A strategic plan is necessary and helps you accomplish your goals because it keeps you in line, and has you worrying about what NEEDS to be worried about, and nothing else. Otherwise, you have to rely on your memory for everything…not recommended.
What happens to your goal if you decide not to use a plan?
It’s possible that you’re a genius and can keep the best possible means for accomplishing your goals inside your brain at all times and never forget.
If that’s the case, nothing would happen, other than you accomplishing your goal with record speed.
However, if you’re a regular human, you really wanna have things written down, and if you’re gonna write them down, you might as well create a plan.
Because a plan is nothing but what needs done, written down in an order that helps you get better results.
If you decide not to use a strategy for accomplishing your goals, you’re leaving the results up to the wind. Things might land on the table as they should, or they might land in a complete mess.
What happens when things change – scrap the plan?
Even if things change, it’s still better to have a plan. If your goal, or your approach needs to change for some reason, you’re not worse off having a plan than you would be not having one.
That being said, even though you know things might change, that can be included in your plan by having 3 plans within one plan.
You create a best possible, worst possible, and most probably contingency plans within your larger plan.
Actually, when it comes to creating a strategic action plan for your goals, its a smart strategy to create three.
When things change, you pivot, meaning you create a new, more appropriate plan for getting the same results you wanted in the first place.
What kind of goals require plans?
All goes well with a plan. In fact, just because a goal is small doesn’t mean it doesn’t need a plan, it just means the damage done if things go wrong (from not having a plan) are less significant.
We all know that things go better with a plan, because a plan primes your mind for success. You want the outcome to look a certain way, so you draw the outcome out (make a plan) and can see your starting point, activity in the middle, and result at the end.
Even something like going to the grocery store has a plan – we call it a shopping list.
If you’re someone like me, you create that shopping list relative to the position of the item in the store, so you can make one loop from left to right and travel in one direction, instead of looping around the store and wasting time.
What’s the outcome? Every shopping trip lasts 20 mins or less for me, because of a plan. That’s the result I want.
If you think your goal could benefit from getting better results – use a plan. Sometimes actions so small that they cannot be considered goals do not require a plan (going to the bathroom).
A series of actions like going to the grocery store do not necessarily require a plan, but are made more efficient with one.
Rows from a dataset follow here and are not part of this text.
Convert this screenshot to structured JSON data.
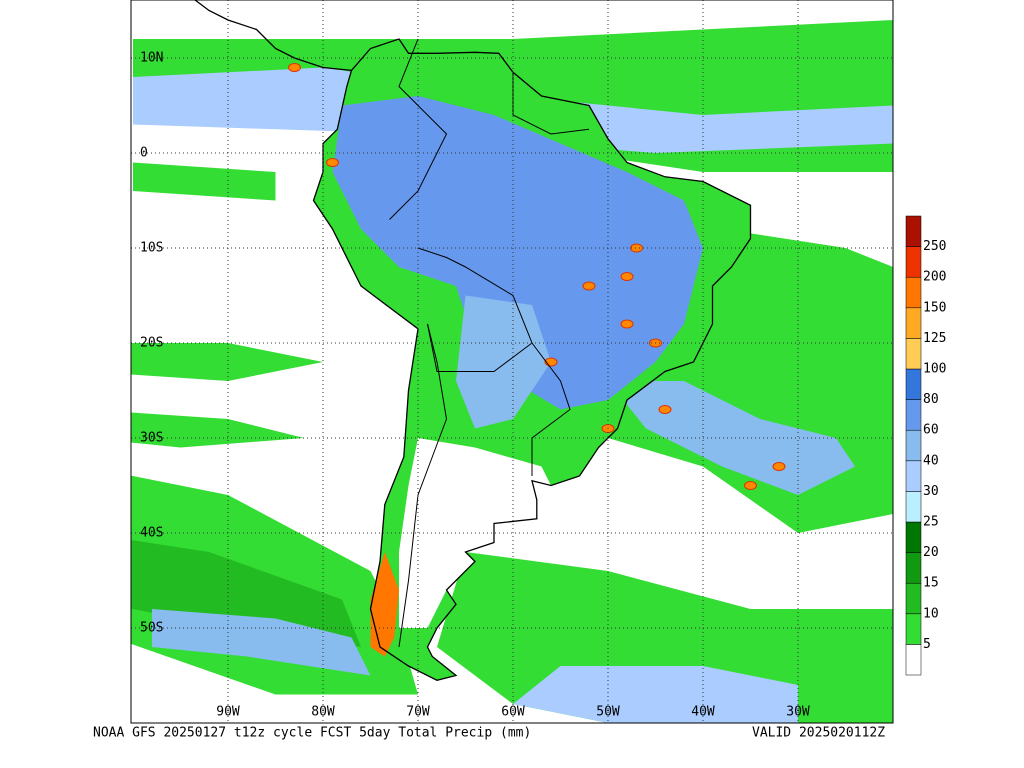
{
  "map": {
    "latitude_labels": [
      "10N",
      "0",
      "10S",
      "20S",
      "30S",
      "40S",
      "50S"
    ],
    "longitude_labels": [
      "90W",
      "80W",
      "70W",
      "60W",
      "50W",
      "40W",
      "30W"
    ],
    "caption": "NOAA GFS 20250127 t12z cycle FCST 5day Total Precip (mm)",
    "valid": "VALID 2025020112Z"
  },
  "legend": {
    "labels": [
      "5",
      "10",
      "15",
      "20",
      "25",
      "30",
      "40",
      "60",
      "80",
      "100",
      "125",
      "150",
      "200",
      "250"
    ],
    "colors": [
      "#ffffff",
      "#33dd33",
      "#22bb22",
      "#119911",
      "#007700",
      "#bbeeff",
      "#aaccff",
      "#88bbee",
      "#6699ee",
      "#3377dd",
      "#ffcc55",
      "#ffaa22",
      "#ff7700",
      "#ee3300",
      "#aa1100"
    ]
  }
}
Losing weight and sculpting the physique of your dreams definitely requires a plan.

How do you create a plan for your goals?
The easiest way to get a plan that you know is going to work for your goals is to buy one that’s premade for you.
The formula for achieving goals has already been figured out by success coaches who teach and train some of the world’s highest performers.
So when you apply that formula to a goal you’ve got…what do you think happens?
That being said, a simplified formula can work too if you’re not interested in a proven and tested one.
You could also opt for getting a free resource that will guide you simply toward completing the first part of your strategic plan – like this one below.
Step One: Desire. You sit in your rocking chair and think about the way you’d like your life to be someday.
Step Two: Intention. After a while, you’ve pondered for long enough, and you make the decision that you’re gonna do the thing, and make it happen.
Step Three: Brainstorming. How could you make this happen? How have others made it happen? Could I use the same method?
Step Four: Criteria. What’s the best way to achieve this goal? What kind of goal is it even?
Step Five: Main goal. Clarity as to what your primary focus will be.
Step Six: Mini goals. Breaking the main thing down into manageable smaller chunks.
Sep Seven: The Roadmap. The entire year, where you start at zero and are where you want to be in 12 months at least.
Step Eight: Execution. The only way to do it, is to do it.